Don’t tell me you are upset with domestic violence. You are against men hitting women, which isn’t necessarily the same issue.
However, Janay didn’t hit Ray. He knocked her out. But we don’t know what caused it. We don’t know if she has been an abusive wife for the last few years or if Ray has a history of domestic violence with women. We don’t know their private lives. Unfortunately, a snippet of the Rice’s private life unfolded in a public space and has been broadcast on a global stage.
Their lives will never be the same.
Janay isn’t the only victim in this situation. The Rice family as a whole will suffer. Ray has become the scapegoat for an issue that has plagued the NFL for decades. According to ESPN reports, he was upfront with the Ravens organization and the league officials. They punished him but still remained supportive.
When the media got involved, there was no present help for Ray and he was suspended indefinitely.

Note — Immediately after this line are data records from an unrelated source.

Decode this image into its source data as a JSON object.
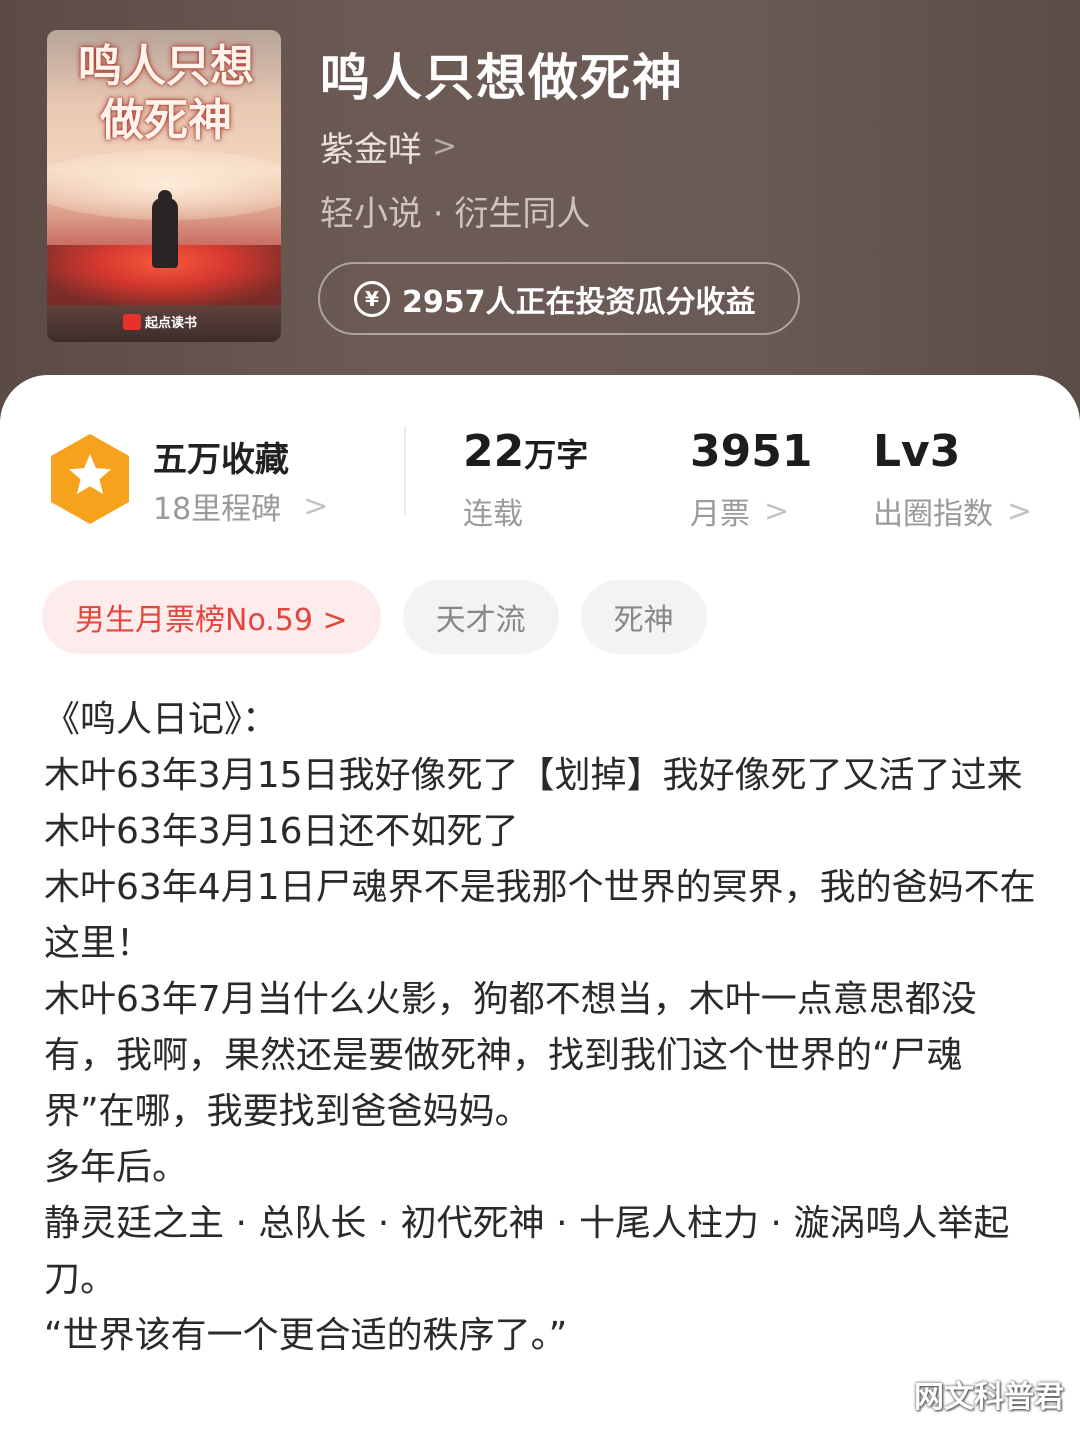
{
  "book": {
    "cover_title": "鸣人只想做死神",
    "cover_publisher": "起点读书",
    "title": "鸣人只想做死神",
    "author": "紫金咩",
    "author_chevron": ">",
    "genre": "轻小说 · 衍生同人",
    "invest_icon": "¥",
    "invest_text": "2957人正在投资瓜分收益"
  },
  "stats": {
    "collect_title": "五万收藏",
    "collect_sub": "18里程碑",
    "words_value": "22",
    "words_unit": "万字",
    "words_label": "连载",
    "votes_value": "3951",
    "votes_label": "月票",
    "level_value": "Lv3",
    "level_label": "出圈指数",
    "chevron": ">"
  },
  "tags": [
    {
      "label": "男生月票榜No.59 >"
    },
    {
      "label": "天才流"
    },
    {
      "label": "死神"
    }
  ],
  "description": [
    "《鸣人日记》：",
    "木叶63年3月15日我好像死了【划掉】我好像死了又活了过来",
    "木叶63年3月16日还不如死了",
    "木叶63年4月1日尸魂界不是我那个世界的冥界，我的爸妈不在这里！",
    "木叶63年7月当什么火影，狗都不想当，木叶一点意思都没有，我啊，果然还是要做死神，找到我们这个世界的“尸魂界”在哪，我要找到爸爸妈妈。",
    "多年后。",
    "静灵廷之主 · 总队长 · 初代死神 · 十尾人柱力 · 漩涡鸣人举起刀。",
    "“世界该有一个更合适的秩序了。”"
  ],
  "watermark": "网文科普君",
  "colors": {
    "header_bg": "#6a5a56",
    "badge_orange": "#f7a21c",
    "rank_tag_bg": "#fdeceb",
    "rank_tag_text": "#e2463c"
  },
  "icons": [
    "yen-icon",
    "star-badge-icon",
    "chevron-right-icon"
  ]
}
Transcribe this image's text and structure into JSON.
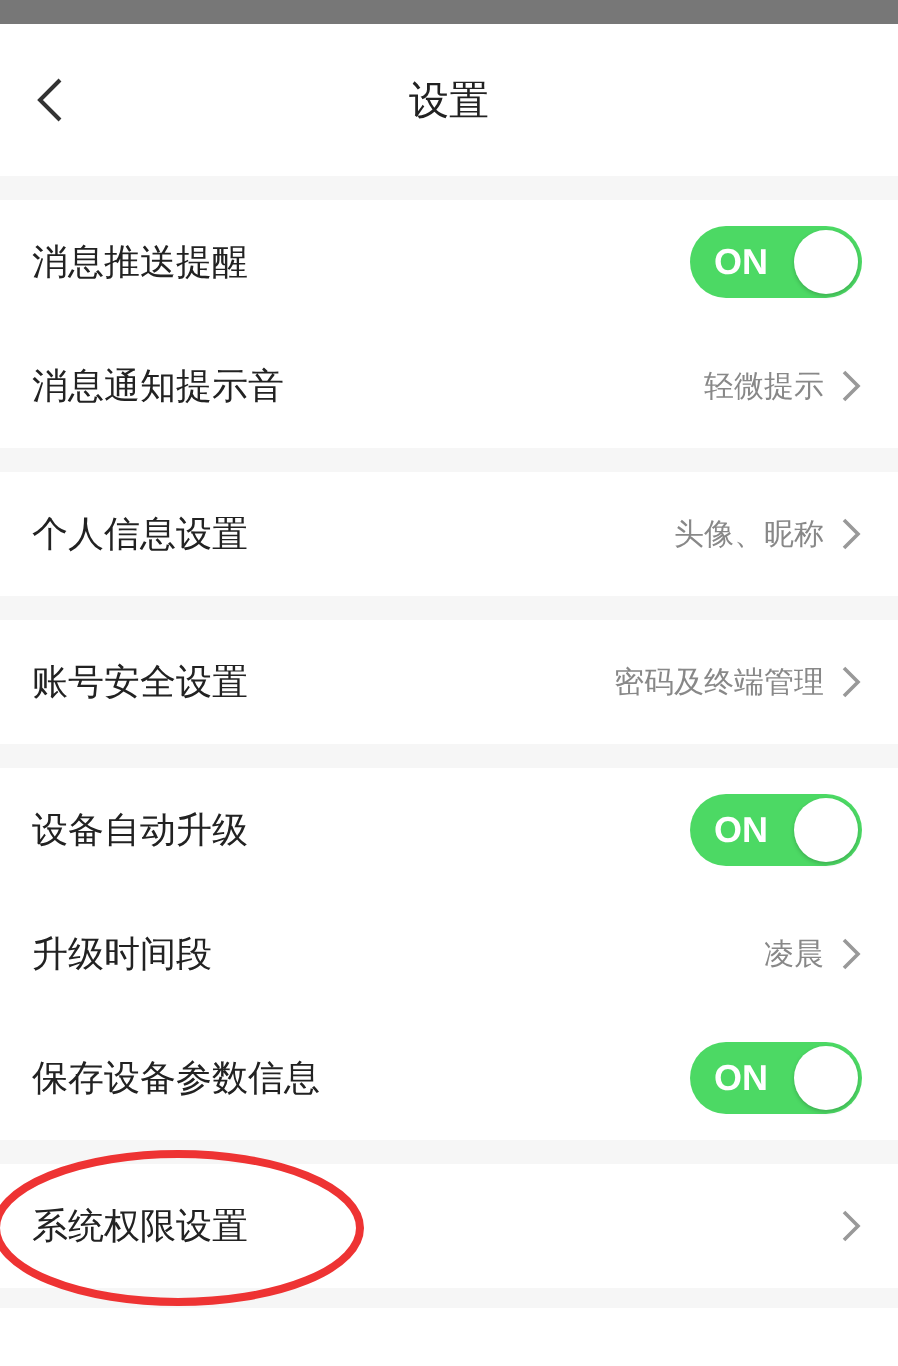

Last time I checked, it was unconstitutional to punish someone multiple times for the same crime. Who cares if you didn’t get it right the first time, that isn’t Ray’s fault. They abandoned him and left him for the media feeding-frenzy.
Unfortunately for the NFL, the media shows no sympathy for those who can make a story more sensational. Ray Rice is but a player; the commissioner of the league is a much bigger fish. The media has been itching to fry his ass and now they get a chance.
The worst part of this entire situation is that the worst part of Ray hitting his wife is that it looked bad. It wasn’t a “politically correct” hit. People wouldn’t have gotten so upset if he slapped her without her losing consciousness. Even if he would have carried her in his arms instead of dragging on the floor people would have responded differently.
People are more upset at the PR scandal it caused than domestic violence itself.
The true issue here is the contradictory ideology we have in this country. We say we don’t want domestic violence, but we only get outraged by it when a woman is the victim — and she has to get knocked unconscious for people to really care. We tell our athletes to live on the straight and narrow but we don’t expect the same from their superiors. A man could lose his job for hitting his wife, but a police officer doesn’t when he steals the life from a young man.
What happened to Janay was terrible. But their lives will move on. The Rice family will have to pay bills and save for college tuition without Ray currently earning a salary. His family will suffer most. He’ll find employment again, but he’ll never be able to make as much money as he would before the elevator assault. Everything his family has grown accustomed to will be compromised. Given the situation, it was justifiable that the Ravens released him. But I have a problem with the league suspending him after the fact and ending any hopes he would have of making money in the NFL this year.
Although the media is sometimes an accurate portrayal of society, it doesn’t have to be. If Janay can move on from this, society can as well — even if the mainstream media decides not to.